Parallel Programming Models
Overview
Teaching: 15 min
Exercises: 10 minQuestions
What levels of parallelism are available in modern computer systems?
Objectives
Terms: instruction, thread, process
Parallel programming models: vectorization, multithreading, message passing
Parallel Programming Models
Developing a parallel application requires an understanding of the potential amount of parallelism in your application and the best ways to expose this parallelism to the underlying computer architecture. Current hardware and programming languages give many different options to parallelize your application. Some of these options can be combined to yield even greater efficiency and speedup.
Levels of Parallelism
There are several layers of parallel computing:
- Vectorization (processing several data units at a time)
- Multithreading (a way to spawn multiple cooperating threads sharing the same memory and working together on a larger task). Multithreading provides a relatively simple opportunity to achieve improved application performance with multi-core processors.
- Process-based parallelism
Available hardware features influence parallel strategies.
Example workflow of a parallel application in the 2D domain.
- Discretize the problem into smaller cells or elements
- Define operations to conduct on each element of the computational mesh
- Stencil operation involves a pattern of adjacent cells to calculate the new value for each cell.
An example of a stencil operation is blurring an image: Information from neighboring pixels is introduced into each pixel.
\(x_{i,j}^{new}=x_{i-1,j}+x_{i,j-1}+x_{i,j}^{old}+x_{i+1,j}+x_{i,j+1}\)
- Repeat computations for each element of the mesh
Vectorization
Vectorization can be used to work on more than one unit of data at a time.
- Many modern CPUs can operate on several pieces of identical data (int, float, double) at one time.
- An example are CPUs which support AVX instructions.
- The vector operation shown in the figure is conducted on eight floats.
- The following code shows how to set eight values (twice) and then subtract them using single AVX instructions.
Example AVX2 program
avx2_example.c
#include <immintrin.h>
#include <stdio.h>
int main() {
/* Initialize the two argument vectors */
__m256 evens = _mm256_set_ps(2.0, 4.0, 6.0, 8.0, 10.0, 12.0, 14.0, 16.0);
__m256 odds = _mm256_set_ps(1.0, 3.0, 5.0, 7.0, 9.0, 11.0, 13.0, 15.0);
/* Compute the difference between the two vectors */
__m256 result = _mm256_sub_ps(evens, odds);
/* Display the elements of the result vector */
float *f = (float *)&result;
printf("%f %f %f %f %f %f %f %f\n",
f[0], f[1], f[2], f[3], f[4], f[5], f[6], f[7]);
return 0;
}
Compiling: gcc -mavx avx2_example.c -o avx2_example
- Typically we would not call these functions explicitly in application code. We would typically just write a loop and let the compiler choose what CPU-specific functions to call.
Threads
Most of today’s CPUs have several processing cores. We can use threading to engage several cores to operate simultaneously on four rows at a time as shown in the next figure.
Technically, a thread is defined as an independent stream of instructions that can be scheduled to run by the operating system. From a developer’s point of view, a thread is a piece of code that can execute concurrently with other threads, but that may share certain things like access to the same memory.
On Linux systems (and many others), every process has at least one thread, but may have more. A thread is also called “light-weight process” or LWP.
A “multi-threaded” program is one which is designed to run more than one thread to take advantage of a shared-memory or multi-core architecture.

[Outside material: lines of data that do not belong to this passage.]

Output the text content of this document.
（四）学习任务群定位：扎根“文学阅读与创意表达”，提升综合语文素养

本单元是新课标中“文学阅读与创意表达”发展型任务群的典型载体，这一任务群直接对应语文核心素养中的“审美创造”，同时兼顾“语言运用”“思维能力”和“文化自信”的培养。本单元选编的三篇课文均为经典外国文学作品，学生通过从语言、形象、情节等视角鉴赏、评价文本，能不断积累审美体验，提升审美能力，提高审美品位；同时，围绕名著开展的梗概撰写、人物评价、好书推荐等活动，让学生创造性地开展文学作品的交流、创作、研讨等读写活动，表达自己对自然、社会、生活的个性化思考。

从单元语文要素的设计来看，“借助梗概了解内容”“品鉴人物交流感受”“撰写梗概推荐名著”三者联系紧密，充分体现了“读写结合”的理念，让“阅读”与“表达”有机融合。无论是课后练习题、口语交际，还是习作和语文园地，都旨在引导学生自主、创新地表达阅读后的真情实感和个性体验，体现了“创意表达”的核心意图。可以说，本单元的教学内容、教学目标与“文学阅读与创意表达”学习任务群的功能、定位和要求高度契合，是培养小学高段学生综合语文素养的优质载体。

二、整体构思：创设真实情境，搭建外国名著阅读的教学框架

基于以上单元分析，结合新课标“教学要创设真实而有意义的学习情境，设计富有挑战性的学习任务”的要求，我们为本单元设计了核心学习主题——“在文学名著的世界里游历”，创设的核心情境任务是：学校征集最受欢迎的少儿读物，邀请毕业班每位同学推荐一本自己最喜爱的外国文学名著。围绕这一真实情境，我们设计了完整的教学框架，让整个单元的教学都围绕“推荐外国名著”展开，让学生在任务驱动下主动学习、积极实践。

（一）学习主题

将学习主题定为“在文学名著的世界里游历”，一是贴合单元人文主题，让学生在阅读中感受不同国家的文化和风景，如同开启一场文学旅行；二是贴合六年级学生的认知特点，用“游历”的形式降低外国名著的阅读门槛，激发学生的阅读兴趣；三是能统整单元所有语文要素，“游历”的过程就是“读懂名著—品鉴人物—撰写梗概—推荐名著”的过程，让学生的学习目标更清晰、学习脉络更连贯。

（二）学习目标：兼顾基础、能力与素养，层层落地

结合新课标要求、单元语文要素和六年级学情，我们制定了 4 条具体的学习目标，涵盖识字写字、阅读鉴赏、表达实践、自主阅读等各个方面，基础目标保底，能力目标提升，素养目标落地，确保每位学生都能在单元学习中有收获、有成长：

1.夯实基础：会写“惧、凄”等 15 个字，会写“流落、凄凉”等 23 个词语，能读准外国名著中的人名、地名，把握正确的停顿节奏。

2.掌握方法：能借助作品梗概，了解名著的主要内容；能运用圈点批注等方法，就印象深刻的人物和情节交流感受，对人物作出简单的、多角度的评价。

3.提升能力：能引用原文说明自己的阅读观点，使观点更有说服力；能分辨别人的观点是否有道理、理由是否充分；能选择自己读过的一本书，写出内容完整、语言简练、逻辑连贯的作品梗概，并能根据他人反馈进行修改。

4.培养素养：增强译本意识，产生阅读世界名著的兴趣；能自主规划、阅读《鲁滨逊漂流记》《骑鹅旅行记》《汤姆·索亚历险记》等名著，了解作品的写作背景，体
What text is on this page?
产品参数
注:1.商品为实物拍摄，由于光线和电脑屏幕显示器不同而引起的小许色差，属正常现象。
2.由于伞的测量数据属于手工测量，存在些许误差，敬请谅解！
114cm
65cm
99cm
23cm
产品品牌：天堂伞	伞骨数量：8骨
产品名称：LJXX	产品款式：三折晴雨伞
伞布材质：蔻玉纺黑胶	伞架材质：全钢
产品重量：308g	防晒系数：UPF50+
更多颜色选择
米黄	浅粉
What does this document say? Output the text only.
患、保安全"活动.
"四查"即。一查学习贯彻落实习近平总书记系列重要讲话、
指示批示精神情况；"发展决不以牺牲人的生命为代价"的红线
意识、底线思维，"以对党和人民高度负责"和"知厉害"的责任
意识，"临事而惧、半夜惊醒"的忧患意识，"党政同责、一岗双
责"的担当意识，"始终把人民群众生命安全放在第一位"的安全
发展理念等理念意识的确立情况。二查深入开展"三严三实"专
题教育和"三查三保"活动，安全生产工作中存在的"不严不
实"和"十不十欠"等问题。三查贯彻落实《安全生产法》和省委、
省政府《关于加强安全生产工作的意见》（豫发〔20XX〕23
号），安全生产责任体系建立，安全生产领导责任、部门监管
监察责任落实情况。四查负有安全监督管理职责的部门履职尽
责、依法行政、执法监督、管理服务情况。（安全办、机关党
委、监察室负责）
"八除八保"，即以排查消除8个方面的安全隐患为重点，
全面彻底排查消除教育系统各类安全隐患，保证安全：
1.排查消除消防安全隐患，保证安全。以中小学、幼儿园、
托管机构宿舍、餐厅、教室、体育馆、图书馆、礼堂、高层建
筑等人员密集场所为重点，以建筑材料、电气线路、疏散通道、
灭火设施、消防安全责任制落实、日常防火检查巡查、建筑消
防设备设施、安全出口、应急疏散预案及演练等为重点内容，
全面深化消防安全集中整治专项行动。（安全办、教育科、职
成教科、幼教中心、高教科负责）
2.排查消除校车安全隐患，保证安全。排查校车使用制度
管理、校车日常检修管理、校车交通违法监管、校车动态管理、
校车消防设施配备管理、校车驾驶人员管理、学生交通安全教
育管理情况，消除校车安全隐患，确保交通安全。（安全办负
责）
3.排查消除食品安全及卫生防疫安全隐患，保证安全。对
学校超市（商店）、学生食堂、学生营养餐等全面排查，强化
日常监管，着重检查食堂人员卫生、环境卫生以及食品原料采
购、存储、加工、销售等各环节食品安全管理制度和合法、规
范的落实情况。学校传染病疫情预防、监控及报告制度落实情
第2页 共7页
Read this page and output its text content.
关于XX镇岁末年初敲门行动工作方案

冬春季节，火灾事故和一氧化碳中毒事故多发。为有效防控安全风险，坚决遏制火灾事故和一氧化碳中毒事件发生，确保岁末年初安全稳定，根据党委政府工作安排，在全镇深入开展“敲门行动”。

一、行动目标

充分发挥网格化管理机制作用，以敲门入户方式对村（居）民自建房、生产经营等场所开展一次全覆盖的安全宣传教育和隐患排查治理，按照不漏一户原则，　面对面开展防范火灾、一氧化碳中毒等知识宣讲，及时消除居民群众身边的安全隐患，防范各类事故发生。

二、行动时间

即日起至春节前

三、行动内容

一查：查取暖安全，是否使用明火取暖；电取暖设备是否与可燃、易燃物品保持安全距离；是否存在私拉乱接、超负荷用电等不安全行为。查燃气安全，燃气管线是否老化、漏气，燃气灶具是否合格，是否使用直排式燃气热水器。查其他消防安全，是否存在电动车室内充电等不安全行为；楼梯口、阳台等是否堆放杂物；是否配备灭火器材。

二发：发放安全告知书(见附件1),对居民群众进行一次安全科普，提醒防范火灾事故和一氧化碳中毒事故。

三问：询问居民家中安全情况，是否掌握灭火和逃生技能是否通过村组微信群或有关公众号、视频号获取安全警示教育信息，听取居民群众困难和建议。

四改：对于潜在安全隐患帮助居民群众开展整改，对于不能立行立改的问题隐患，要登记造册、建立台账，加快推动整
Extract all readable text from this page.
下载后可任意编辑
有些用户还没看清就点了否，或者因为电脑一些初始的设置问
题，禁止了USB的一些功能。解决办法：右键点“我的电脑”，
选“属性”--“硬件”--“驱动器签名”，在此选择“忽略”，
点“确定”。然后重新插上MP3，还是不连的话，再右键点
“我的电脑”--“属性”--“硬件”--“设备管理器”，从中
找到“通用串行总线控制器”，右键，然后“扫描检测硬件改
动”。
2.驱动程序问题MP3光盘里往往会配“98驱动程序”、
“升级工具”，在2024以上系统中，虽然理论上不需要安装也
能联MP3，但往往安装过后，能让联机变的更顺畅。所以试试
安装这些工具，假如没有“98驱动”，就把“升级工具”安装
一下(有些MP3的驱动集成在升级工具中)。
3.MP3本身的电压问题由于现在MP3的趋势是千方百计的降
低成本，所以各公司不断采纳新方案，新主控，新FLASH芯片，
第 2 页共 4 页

POSIX Threads (Pthreads) and OpenMP represent the two most popular implementations of this model. The Pthreads library is a low-level API providing extensive control over threading operations. It is very flexible and provides very fine-grained control over multi-threading operations. Being low-level it requires multiple steps to perform simple threading tasks.
OpenMP is a much higher level and much simpler to use.
Below is some sample code in C which uses OpenMP.
The line #pragma omp parallel for
tells an OpenMP-compliant compiler
that the following loop should be executed in multiple threads.
Example OpenMP program
omp_example.c
#include <omp.h>
#include <stdio.h>
int main()
{
int i;
int n=10;
float a[n];
float b[n];
for (i = 0; i < n; i++)
a[i] = i;
#pragma omp parallel for
/* i is private by default */
for (i = 1; i < n; i++)
{
b[i] = (a[i] + a[i-1]) / 2.0;
}
for (i = 1; i < n; i++)
printf("%f ", b[i]);
printf("\n");
return(0);
}
- Compiling:
gcc -fopenmp omp_example.c -o omp_example
- Running:
OMP_NUM_THREADS=2 ./omp_example
Distributed memory / Message Passing
Further parallelization can be achieved by spreading out computations to a set of processes (tasks) that use their own local memory during computation.
Multiple tasks can reside on the same physical machine and/or across an arbitrary number of machines.
Tasks exchange data through communications by sending and receiving messages.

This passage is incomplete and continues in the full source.